26. No finding was made also on the appellant's evidence that after the verification report the TID visited his home (see paragraph 6 of the updated witness statement exhibited at P54).

27. For those reasons, I am satisfied that the errors identified in the grounds are made out. As those errors go to findings of fact and analysis of evidence, I set aside the decision and do not preserve any of the findings.

28. As to remaking the decision, given the nature of the errors I accept the submission made by Mr Bisson and Mr Tufan that further evidence will be required and further clear findings made, including updating evidence relevant to the appellant's circumstances. Both advocates submit that the appeal should be remitted to the First-tier Tribunal.

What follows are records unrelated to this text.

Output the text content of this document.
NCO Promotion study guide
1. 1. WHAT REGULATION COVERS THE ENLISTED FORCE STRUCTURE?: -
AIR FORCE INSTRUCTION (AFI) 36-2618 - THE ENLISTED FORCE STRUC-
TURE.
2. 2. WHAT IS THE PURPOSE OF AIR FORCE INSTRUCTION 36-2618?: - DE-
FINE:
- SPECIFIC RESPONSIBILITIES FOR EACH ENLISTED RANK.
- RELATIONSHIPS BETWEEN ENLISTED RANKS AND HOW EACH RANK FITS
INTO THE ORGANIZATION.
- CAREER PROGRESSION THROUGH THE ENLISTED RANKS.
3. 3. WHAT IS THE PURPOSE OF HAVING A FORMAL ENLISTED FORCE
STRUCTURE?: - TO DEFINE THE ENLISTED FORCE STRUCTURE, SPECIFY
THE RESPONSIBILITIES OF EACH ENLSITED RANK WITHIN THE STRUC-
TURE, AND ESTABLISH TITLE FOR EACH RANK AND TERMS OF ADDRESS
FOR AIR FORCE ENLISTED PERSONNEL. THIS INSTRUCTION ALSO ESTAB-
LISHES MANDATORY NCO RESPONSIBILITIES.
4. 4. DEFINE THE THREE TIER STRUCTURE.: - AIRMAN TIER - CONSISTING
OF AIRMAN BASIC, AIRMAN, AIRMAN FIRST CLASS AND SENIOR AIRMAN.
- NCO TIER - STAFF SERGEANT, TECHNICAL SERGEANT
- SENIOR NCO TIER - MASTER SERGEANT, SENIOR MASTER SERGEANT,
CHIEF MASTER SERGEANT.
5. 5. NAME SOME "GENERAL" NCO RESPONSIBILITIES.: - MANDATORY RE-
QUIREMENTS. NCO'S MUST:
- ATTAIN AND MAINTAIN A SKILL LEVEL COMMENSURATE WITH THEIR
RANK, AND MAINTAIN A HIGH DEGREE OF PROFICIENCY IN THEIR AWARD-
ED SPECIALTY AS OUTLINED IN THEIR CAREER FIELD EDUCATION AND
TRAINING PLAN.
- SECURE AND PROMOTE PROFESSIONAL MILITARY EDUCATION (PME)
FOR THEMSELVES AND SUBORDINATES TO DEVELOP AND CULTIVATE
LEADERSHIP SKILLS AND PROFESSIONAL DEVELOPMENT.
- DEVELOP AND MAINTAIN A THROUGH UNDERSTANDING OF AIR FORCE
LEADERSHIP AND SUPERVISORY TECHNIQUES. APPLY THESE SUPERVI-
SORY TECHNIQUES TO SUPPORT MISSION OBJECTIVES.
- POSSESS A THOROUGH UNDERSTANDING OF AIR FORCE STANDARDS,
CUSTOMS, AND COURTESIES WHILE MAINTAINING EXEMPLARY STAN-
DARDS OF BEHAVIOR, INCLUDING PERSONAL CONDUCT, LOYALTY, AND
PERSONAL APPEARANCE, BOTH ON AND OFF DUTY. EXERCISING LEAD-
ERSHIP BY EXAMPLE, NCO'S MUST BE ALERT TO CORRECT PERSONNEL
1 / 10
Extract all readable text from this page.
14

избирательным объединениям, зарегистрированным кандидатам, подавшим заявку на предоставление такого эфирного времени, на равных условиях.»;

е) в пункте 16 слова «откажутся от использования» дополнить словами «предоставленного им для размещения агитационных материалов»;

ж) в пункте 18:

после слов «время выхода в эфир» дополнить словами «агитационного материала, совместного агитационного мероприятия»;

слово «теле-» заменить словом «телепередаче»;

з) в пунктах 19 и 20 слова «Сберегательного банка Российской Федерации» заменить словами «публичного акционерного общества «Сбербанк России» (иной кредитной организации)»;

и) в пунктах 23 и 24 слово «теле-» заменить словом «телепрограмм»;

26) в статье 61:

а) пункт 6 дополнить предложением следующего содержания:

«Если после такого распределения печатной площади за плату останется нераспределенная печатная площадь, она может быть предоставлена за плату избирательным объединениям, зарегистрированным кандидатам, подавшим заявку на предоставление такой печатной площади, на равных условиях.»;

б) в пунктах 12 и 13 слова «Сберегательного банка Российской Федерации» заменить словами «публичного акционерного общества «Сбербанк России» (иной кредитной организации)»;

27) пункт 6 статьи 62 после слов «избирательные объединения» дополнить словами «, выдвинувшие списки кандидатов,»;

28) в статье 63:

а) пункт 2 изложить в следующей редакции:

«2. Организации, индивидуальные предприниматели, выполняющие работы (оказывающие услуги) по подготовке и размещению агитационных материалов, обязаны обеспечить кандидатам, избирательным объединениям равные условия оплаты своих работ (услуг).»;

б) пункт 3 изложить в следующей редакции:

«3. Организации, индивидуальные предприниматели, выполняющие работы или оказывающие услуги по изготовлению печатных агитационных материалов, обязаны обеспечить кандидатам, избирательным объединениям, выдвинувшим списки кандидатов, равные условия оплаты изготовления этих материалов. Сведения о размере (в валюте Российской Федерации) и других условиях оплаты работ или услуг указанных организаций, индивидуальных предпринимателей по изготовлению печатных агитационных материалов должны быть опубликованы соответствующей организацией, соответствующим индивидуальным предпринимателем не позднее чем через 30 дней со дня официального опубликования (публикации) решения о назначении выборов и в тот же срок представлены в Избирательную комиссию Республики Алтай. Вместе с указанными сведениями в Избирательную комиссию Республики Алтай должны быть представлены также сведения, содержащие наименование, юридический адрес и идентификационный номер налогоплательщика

29. I have given careful consideration to the Joint Practice Statement of the First-tier Tribunal and Upper Tribunal concerning the disposal of appeals in this Tribunal. That reads as follows:

"[7.2] The Upper Tribunal is likely on each such occasion to proceed to re-make the decision, instead of remitting the case to the First-tier Tribunal, unless the Upper Tribunal is satisfied that:-
(a) the effect of the error has been to deprive a party before the First-tier Tribunal of a fair hearing or other opportunity for that party's case to be put to and considered by the First-tier Tribunal; or
(b) the nature or extent of any judicial fact finding which is necessary in order for the decision in the appeal to be re-made is such that, having regard to the overriding objective in rule 2, it is appropriate to remit the case to the First-tier Tribunal."
30. Thus, I have reached the conclusion that it is appropriate to remit it to the First-tier Tribunal for a fresh decision on all matters. In the light of the diagnosis set out in the report, consideration should be given to the guidance given in AM (Afghanistan) v SSHD [2017] EWCA Civ 1123.


Notice of Decision

31. The decision of the First-tier Tribunal involved the making of an error on a point of law and is therefore set aside. It is remitted to the First-tier Tribunal for a fresh hearing.

Direction Regarding Anonymity - Rule 14 of the Tribunal Procedure (Upper Tribunal) Rules 2008

Unless and until a Tribunal or court directs otherwise, the Appellant is granted anonymity. No report of these proceedings shall directly or indirectly identify him. This direction applies both to the Appellant and to the Respondent. Failure to comply with this direction could lead to contempt of court proceedings.